TIT CHECK! TIT CHECK! ALERT! ALERT!!!!
Just did lines off a tackle box. Love Montana.
Ok love is a little strong. But he consented to Nachos, beer and board game date with my cats. Keeper.
All you kept saying was "my dick ALWAYS causes problems".
I just hotboxed my laundry basket.
The UPD just told me that he was going to call the cops if i try to run. you owe me 5 dollars, i told u they arn't real cops
Oh if I trust ANYTHING about you it's your ability to lead a douchebag around by the dick
It got messy; I did a shot of seamonkeys.
Ummm, my mojito just spilled on 2 essays as I'm grading. Who says high schoolers have all the fun?

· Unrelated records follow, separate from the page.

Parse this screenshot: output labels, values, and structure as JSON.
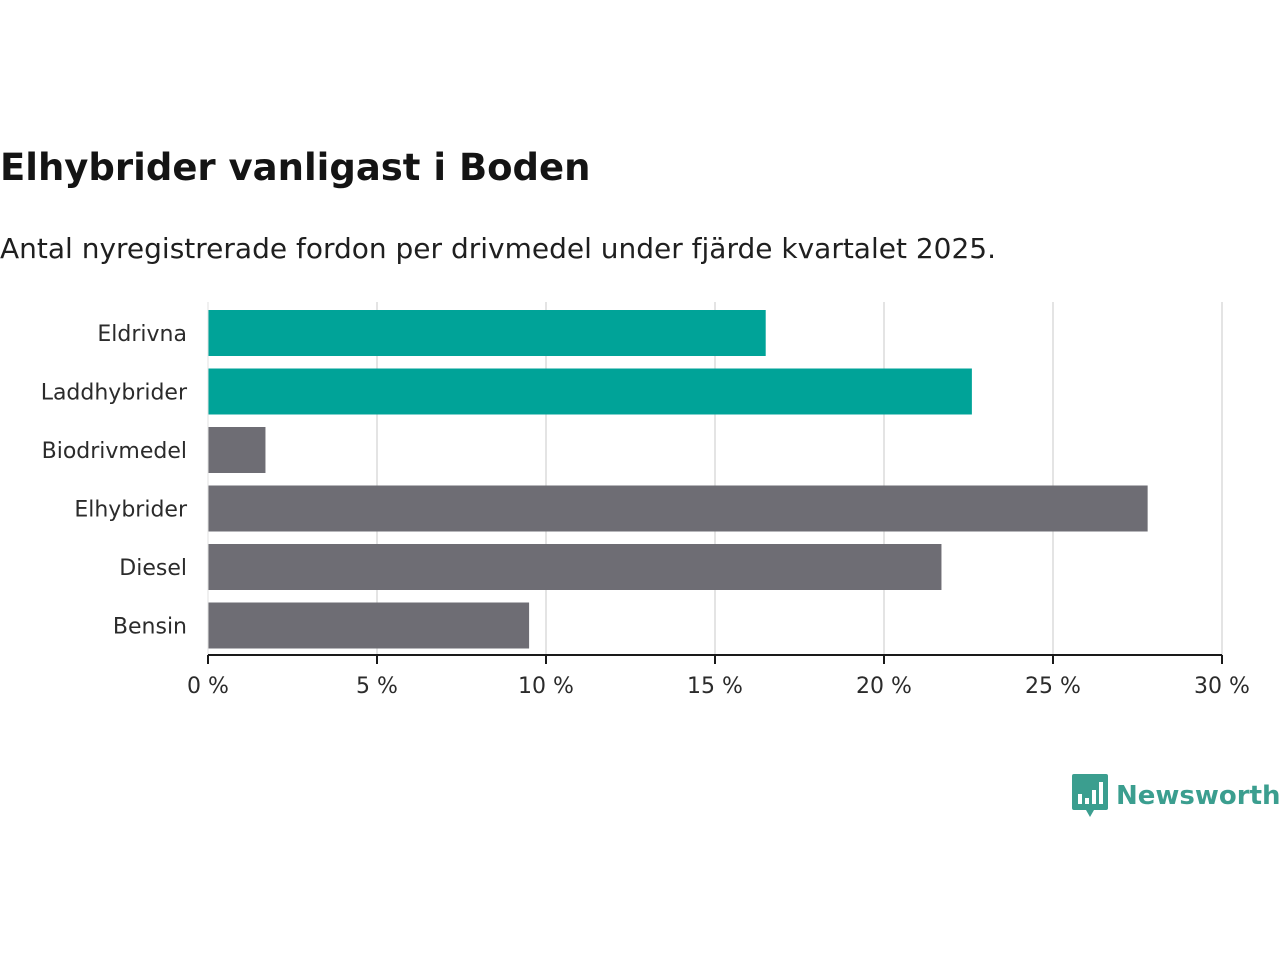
{
  "chart_data": {
    "type": "bar",
    "orientation": "horizontal",
    "title": "Elhybrider vanligast i Boden",
    "subtitle": "Antal nyregistrerade fordon per drivmedel under fjärde kvartalet 2025.",
    "categories": [
      "Eldrivna",
      "Laddhybrider",
      "Biodrivmedel",
      "Elhybrider",
      "Diesel",
      "Bensin"
    ],
    "values": [
      16.5,
      22.6,
      1.7,
      27.8,
      21.7,
      9.5
    ],
    "colors": [
      "#00a398",
      "#00a398",
      "#6e6d74",
      "#6e6d74",
      "#6e6d74",
      "#6e6d74"
    ],
    "xlim": [
      0,
      30
    ],
    "xticks": [
      0,
      5,
      10,
      15,
      20,
      25,
      30
    ],
    "xtick_labels": [
      "0 %",
      "5 %",
      "10 %",
      "15 %",
      "20 %",
      "25 %",
      "30 %"
    ],
    "xlabel": "",
    "ylabel": "",
    "grid": true,
    "unit": "%"
  },
  "brand": {
    "name": "Newsworthy",
    "icon": "newsworthy-logo-icon",
    "color": "#3b9e8f"
  }
}
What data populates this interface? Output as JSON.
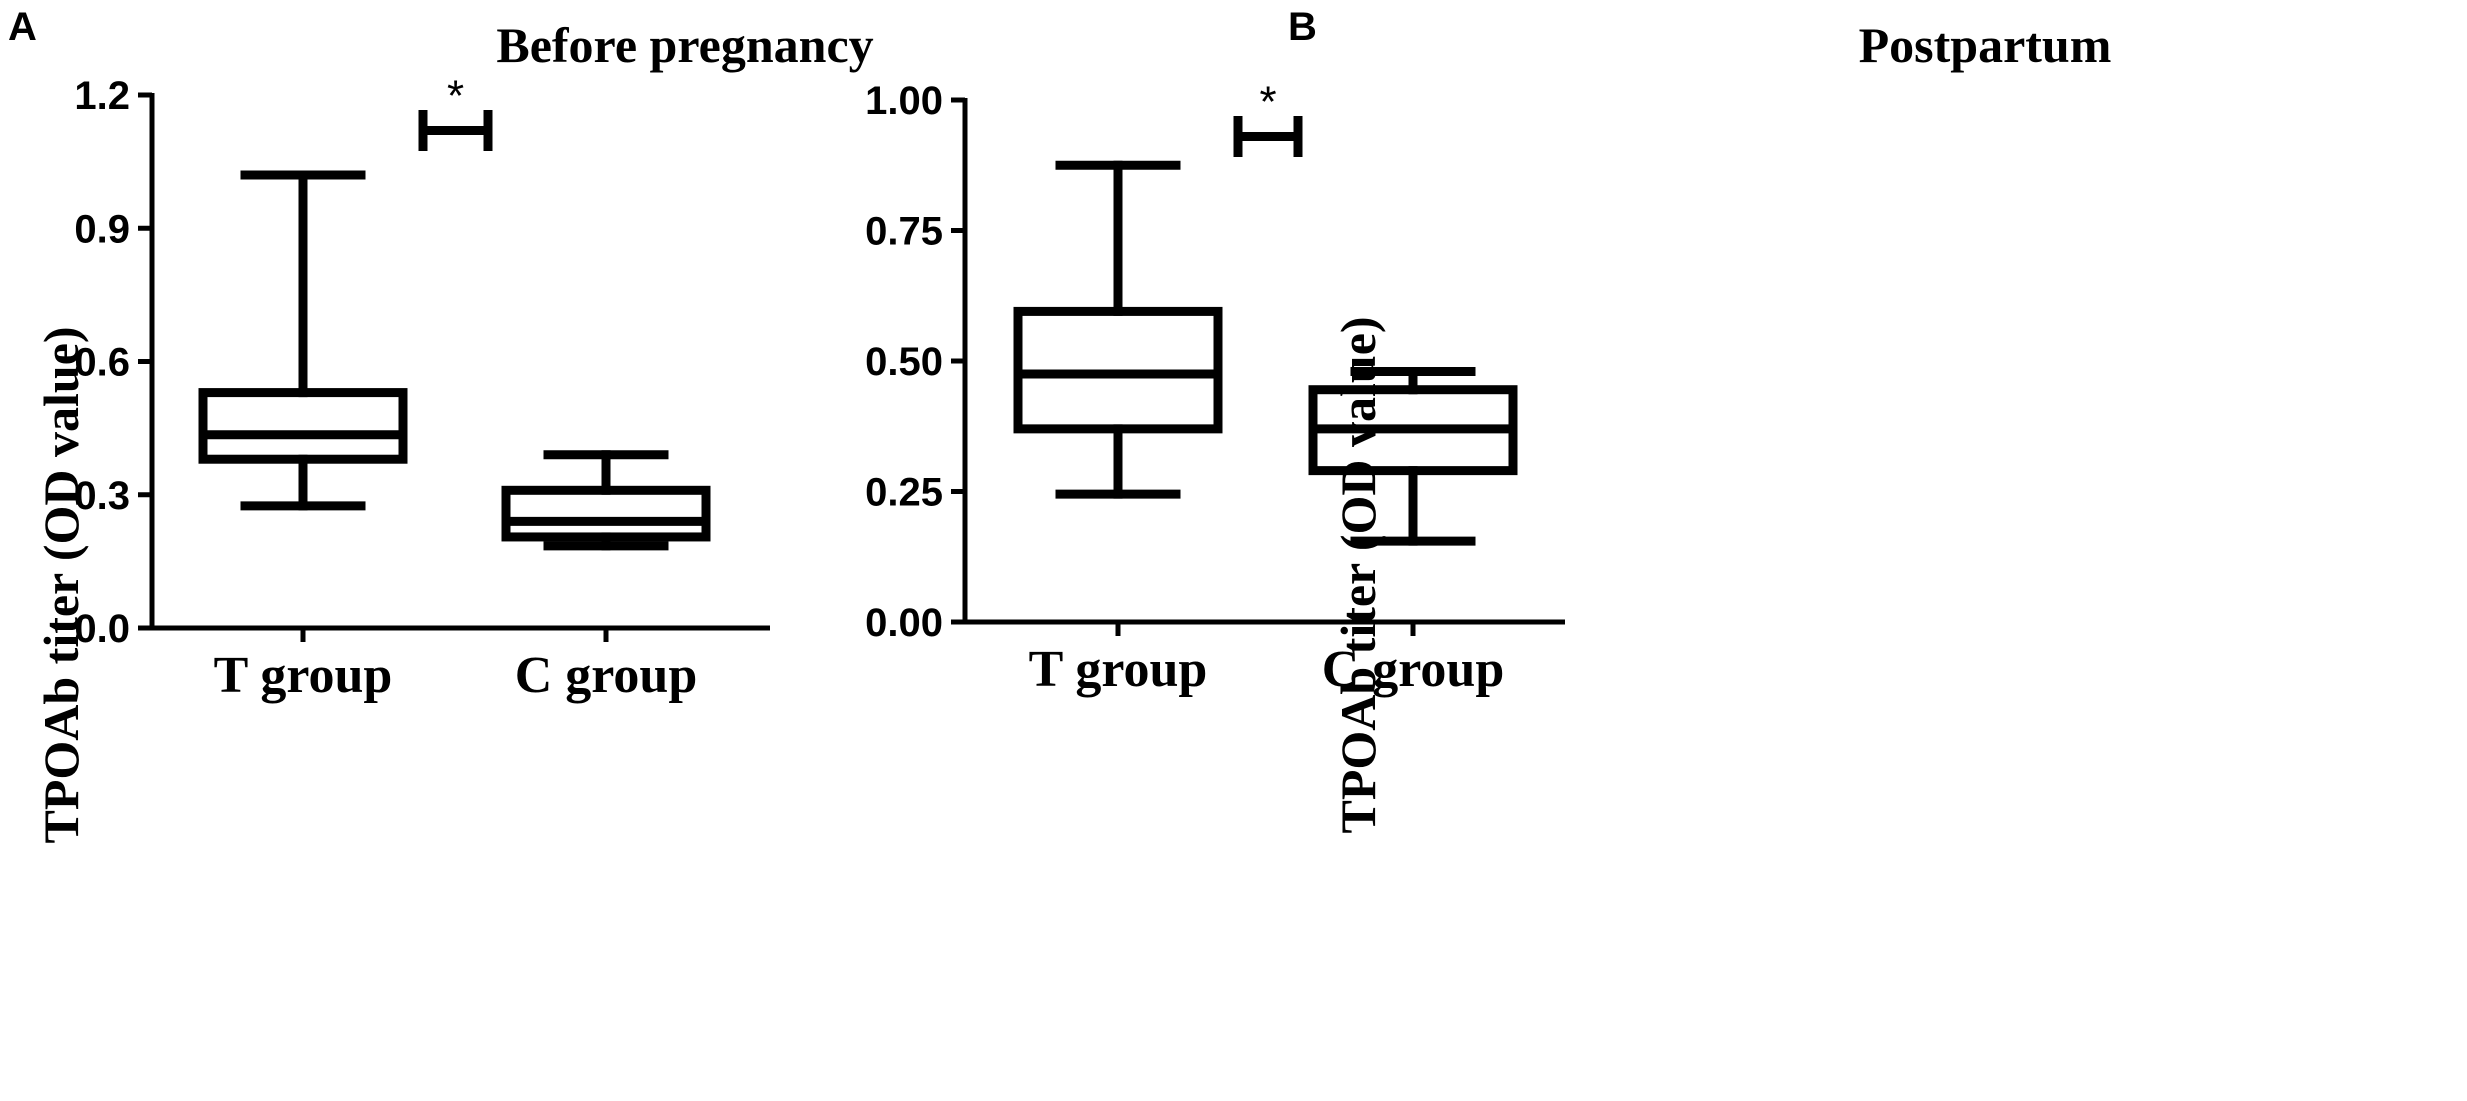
{
  "chart_data": [
    {
      "type": "box",
      "panel_label": "A",
      "title": "Before pregnancy",
      "ylabel": "TPOAb titer (OD value)",
      "xlabel": "",
      "ylim": [
        0,
        1.2
      ],
      "yticks": [
        0.0,
        0.3,
        0.6,
        0.9,
        1.2
      ],
      "ytick_labels": [
        "0.0",
        "0.3",
        "0.6",
        "0.9",
        "1.2"
      ],
      "categories": [
        "T group",
        "C group"
      ],
      "boxes": [
        {
          "name": "T group",
          "min": 0.275,
          "q1": 0.38,
          "median": 0.435,
          "q3": 0.53,
          "max": 1.02
        },
        {
          "name": "C group",
          "min": 0.185,
          "q1": 0.205,
          "median": 0.24,
          "q3": 0.31,
          "max": 0.39
        }
      ],
      "significance": {
        "label": "*",
        "bracket_y": 1.12
      }
    },
    {
      "type": "box",
      "panel_label": "B",
      "title": "Postpartum",
      "ylabel": "TPOAb titer (OD value)",
      "xlabel": "",
      "ylim": [
        0,
        1.0
      ],
      "yticks": [
        0.0,
        0.25,
        0.5,
        0.75,
        1.0
      ],
      "ytick_labels": [
        "0.00",
        "0.25",
        "0.50",
        "0.75",
        "1.00"
      ],
      "categories": [
        "T group",
        "C group"
      ],
      "boxes": [
        {
          "name": "T group",
          "min": 0.245,
          "q1": 0.37,
          "median": 0.475,
          "q3": 0.595,
          "max": 0.875
        },
        {
          "name": "C group",
          "min": 0.155,
          "q1": 0.29,
          "median": 0.37,
          "q3": 0.445,
          "max": 0.48
        }
      ],
      "significance": {
        "label": "*",
        "bracket_y": 0.93
      }
    }
  ]
}
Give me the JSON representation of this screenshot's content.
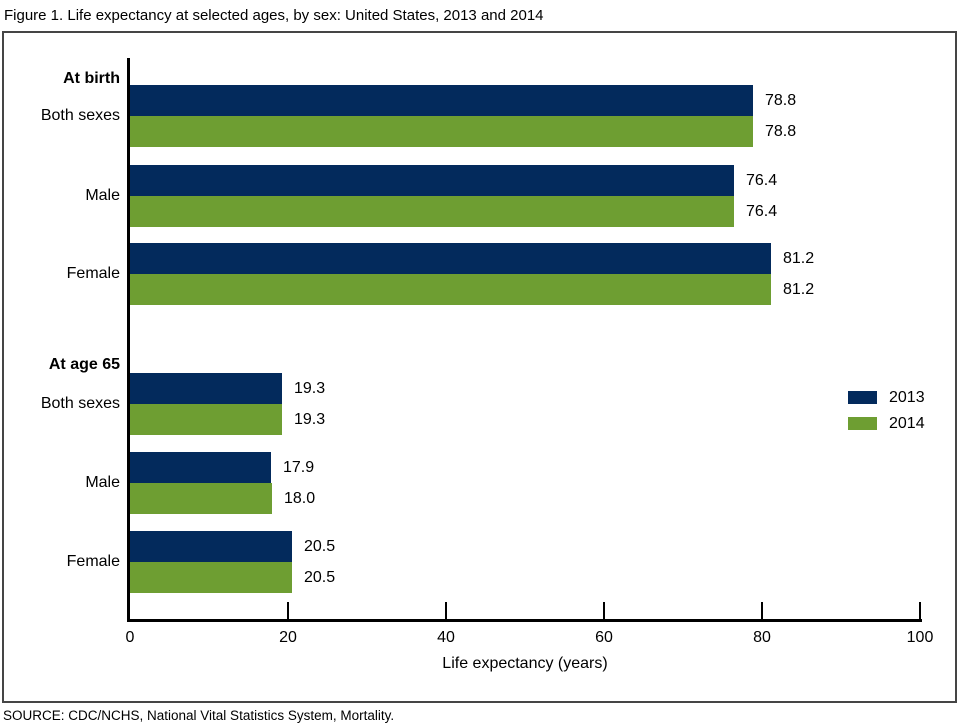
{
  "title": "Figure 1. Life expectancy at selected ages, by sex: United States, 2013 and 2014",
  "source_note": "SOURCE: CDC/NCHS, National Vital Statistics System, Mortality.",
  "colors": {
    "series_2013": "#032a5c",
    "series_2014": "#6e9e32",
    "axis": "#000000",
    "frame_border": "#454545",
    "text": "#000000"
  },
  "legend": {
    "items": [
      {
        "label": "2013",
        "color": "#032a5c"
      },
      {
        "label": "2014",
        "color": "#6e9e32"
      }
    ]
  },
  "chart_data": {
    "type": "bar",
    "orientation": "horizontal",
    "title": "Figure 1. Life expectancy at selected ages, by sex: United States, 2013 and 2014",
    "xlabel": "Life expectancy (years)",
    "ylabel": "",
    "xlim": [
      0,
      100
    ],
    "xticks": [
      0,
      20,
      40,
      60,
      80,
      100
    ],
    "xtick_labels": [
      "0",
      "20",
      "40",
      "60",
      "80",
      "100"
    ],
    "grid": false,
    "value_labels_shown": true,
    "legend_position": "middle-right",
    "groups": [
      {
        "label": "At birth",
        "categories": [
          "Both sexes",
          "Male",
          "Female"
        ],
        "series": [
          {
            "name": "2013",
            "values": [
              78.8,
              76.4,
              81.2
            ],
            "value_labels": [
              "78.8",
              "76.4",
              "81.2"
            ]
          },
          {
            "name": "2014",
            "values": [
              78.8,
              76.4,
              81.2
            ],
            "value_labels": [
              "78.8",
              "76.4",
              "81.2"
            ]
          }
        ]
      },
      {
        "label": "At age 65",
        "categories": [
          "Both sexes",
          "Male",
          "Female"
        ],
        "series": [
          {
            "name": "2013",
            "values": [
              19.3,
              17.9,
              20.5
            ],
            "value_labels": [
              "19.3",
              "17.9",
              "20.5"
            ]
          },
          {
            "name": "2014",
            "values": [
              19.3,
              18.0,
              20.5
            ],
            "value_labels": [
              "19.3",
              "18.0",
              "20.5"
            ]
          }
        ]
      }
    ]
  }
}
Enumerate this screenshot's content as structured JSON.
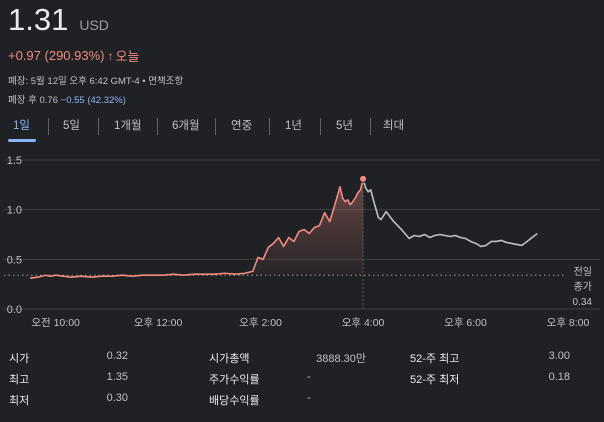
{
  "header": {
    "price": "1.31",
    "currency": "USD",
    "change": "+0.97 (290.93%)",
    "change_arrow": "↑",
    "change_period": "오늘",
    "close_info": "폐장: 5월 12일 오후 6:42 GMT-4 • 면책조항",
    "after_hours_prefix": "폐장 후 0.76",
    "after_hours_change": "−0.55 (42.32%)"
  },
  "tabs": [
    {
      "label": "1일",
      "active": true
    },
    {
      "label": "5일",
      "active": false
    },
    {
      "label": "1개월",
      "active": false
    },
    {
      "label": "6개월",
      "active": false
    },
    {
      "label": "연중",
      "active": false
    },
    {
      "label": "1년",
      "active": false
    },
    {
      "label": "5년",
      "active": false
    },
    {
      "label": "최대",
      "active": false
    }
  ],
  "chart_data": {
    "type": "line",
    "y_tick_labels": [
      "1.5",
      "1.0",
      "0.5",
      "0.0"
    ],
    "y_ticks": [
      1.5,
      1.0,
      0.5,
      0.0
    ],
    "ylim": [
      0,
      1.5
    ],
    "x_tick_labels": [
      "오전 10:00",
      "오후 12:00",
      "오후 2:00",
      "오후 4:00",
      "오후 6:00",
      "오후 8:00"
    ],
    "x_ticks": [
      10,
      12,
      14,
      16,
      18,
      20
    ],
    "xlim": [
      9.5,
      20
    ],
    "prev_close": 0.34,
    "prev_close_label": [
      "전일",
      "종가",
      "0.34"
    ],
    "colors": {
      "regular": "#f28b82",
      "after_hours": "#bdc1c6",
      "grid": "#3c4043",
      "marker": "#f28b82"
    },
    "series": [
      {
        "session": "regular",
        "x": [
          9.5,
          9.65,
          9.8,
          9.9,
          10.0,
          10.15,
          10.3,
          10.5,
          10.7,
          10.9,
          11.1,
          11.3,
          11.5,
          11.7,
          11.9,
          12.1,
          12.3,
          12.5,
          12.7,
          12.9,
          13.1,
          13.3,
          13.5,
          13.7,
          13.85,
          13.95,
          14.05,
          14.15,
          14.25,
          14.35,
          14.45,
          14.55,
          14.65,
          14.75,
          14.85,
          14.95,
          15.05,
          15.15,
          15.25,
          15.35,
          15.45,
          15.55,
          15.6,
          15.65,
          15.7,
          15.75,
          15.8,
          15.85,
          15.9,
          15.95,
          16.0
        ],
        "y": [
          0.31,
          0.32,
          0.34,
          0.33,
          0.34,
          0.33,
          0.32,
          0.33,
          0.32,
          0.33,
          0.33,
          0.34,
          0.33,
          0.34,
          0.34,
          0.34,
          0.35,
          0.34,
          0.35,
          0.35,
          0.35,
          0.36,
          0.35,
          0.36,
          0.38,
          0.52,
          0.5,
          0.62,
          0.66,
          0.72,
          0.63,
          0.72,
          0.68,
          0.78,
          0.8,
          0.76,
          0.82,
          0.84,
          0.97,
          0.88,
          1.05,
          1.23,
          1.12,
          1.08,
          1.1,
          1.05,
          1.08,
          1.12,
          1.17,
          1.2,
          1.31
        ]
      },
      {
        "session": "after_hours",
        "x": [
          16.0,
          16.05,
          16.1,
          16.15,
          16.2,
          16.3,
          16.35,
          16.45,
          16.6,
          16.75,
          16.9,
          17.0,
          17.1,
          17.2,
          17.3,
          17.4,
          17.5,
          17.6,
          17.7,
          17.8,
          17.9,
          18.0,
          18.1,
          18.2,
          18.3,
          18.4,
          18.5,
          18.6,
          18.7,
          18.8,
          18.9,
          19.0,
          19.1,
          19.2,
          19.3,
          19.4
        ],
        "y": [
          1.31,
          1.22,
          1.18,
          1.2,
          1.1,
          0.92,
          0.9,
          0.98,
          0.88,
          0.8,
          0.71,
          0.74,
          0.73,
          0.75,
          0.72,
          0.74,
          0.75,
          0.74,
          0.73,
          0.74,
          0.72,
          0.71,
          0.68,
          0.66,
          0.63,
          0.64,
          0.68,
          0.68,
          0.69,
          0.67,
          0.66,
          0.65,
          0.64,
          0.68,
          0.72,
          0.76
        ]
      }
    ]
  },
  "stats": {
    "col1": [
      {
        "label": "시가",
        "value": "0.32"
      },
      {
        "label": "최고",
        "value": "1.35"
      },
      {
        "label": "최저",
        "value": "0.30"
      }
    ],
    "col2": [
      {
        "label": "시가총액",
        "value": "3888.30만"
      },
      {
        "label": "주가수익률",
        "value": "-"
      },
      {
        "label": "배당수익률",
        "value": "-"
      }
    ],
    "col3": [
      {
        "label": "52-주 최고",
        "value": "3.00"
      },
      {
        "label": "52-주 최저",
        "value": "0.18"
      }
    ]
  }
}
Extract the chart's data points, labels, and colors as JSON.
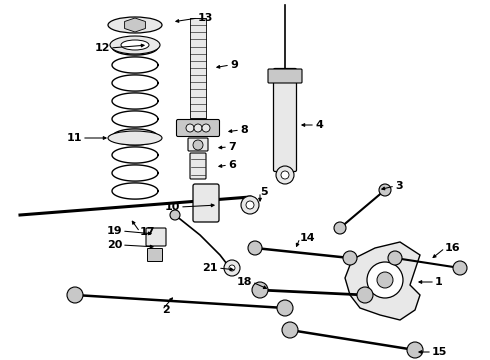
{
  "background_color": "#ffffff",
  "line_color": "#000000",
  "part_color": "#e8e8e8",
  "dark_color": "#555555"
}
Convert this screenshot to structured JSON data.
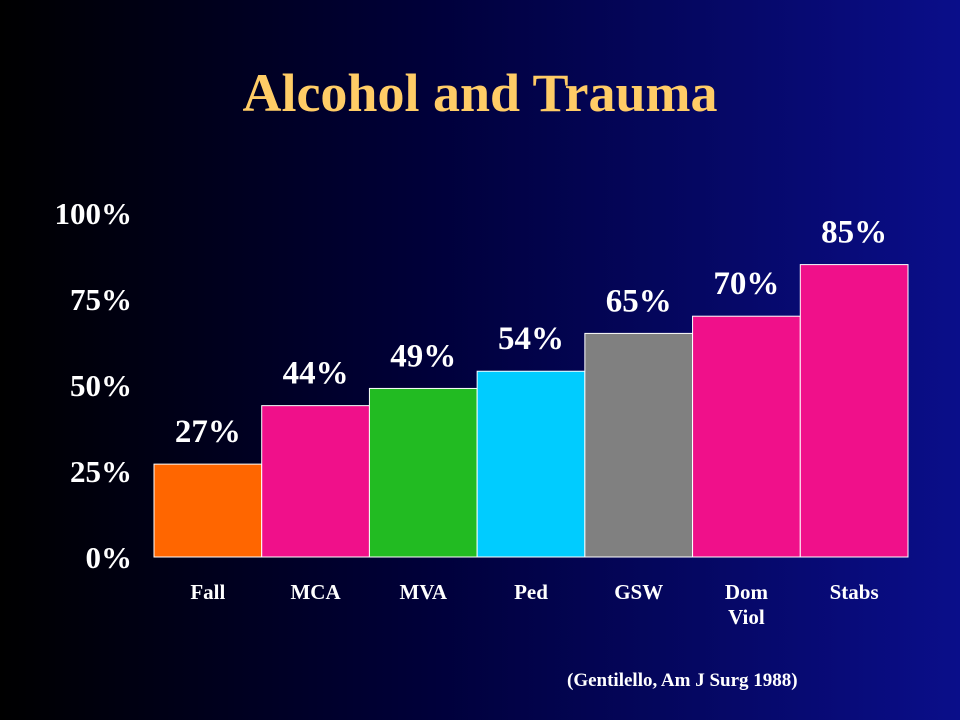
{
  "slide": {
    "title": "Alcohol and Trauma",
    "source": "(Gentilello, Am J Surg 1988)"
  },
  "chart_data": {
    "type": "bar",
    "title": "Alcohol and Trauma",
    "categories": [
      [
        "Fall"
      ],
      [
        "MCA"
      ],
      [
        "MVA"
      ],
      [
        "Ped"
      ],
      [
        "GSW"
      ],
      [
        "Dom",
        "Viol"
      ],
      [
        "Stabs"
      ]
    ],
    "values": [
      27,
      44,
      49,
      54,
      65,
      70,
      85
    ],
    "data_labels": [
      "27%",
      "44%",
      "49%",
      "54%",
      "65%",
      "70%",
      "85%"
    ],
    "colors": [
      "#ff6600",
      "#f0108a",
      "#22bb22",
      "#00ccff",
      "#808080",
      "#f0108a",
      "#f0108a"
    ],
    "ylim": [
      0,
      100
    ],
    "yticks": [
      0,
      25,
      50,
      75,
      100
    ],
    "ytick_labels": [
      "0%",
      "25%",
      "50%",
      "75%",
      "100%"
    ],
    "xlabel": "",
    "ylabel": "",
    "grid": false,
    "legend": "none"
  }
}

My name will be tattooed on his ass by sunday.
Just took acid. Wish me luck.
I worked out twice today and you're dropping acid. My life sucks.
All of my friends are talking about changing their lives because they have an alcohol addiction and I'm over here reminding my boss that it's national beer day.
Now I have to go back and sober fuck him. For science.
Everything is a learning experience. Last night we learned why I'm not allowed to bring guys home from the bar....
Would you by any chance know if there is a proper protocol for traveling with one's vibrator? I wouldn't want the TSA to rip open my suitcase in front of my boss.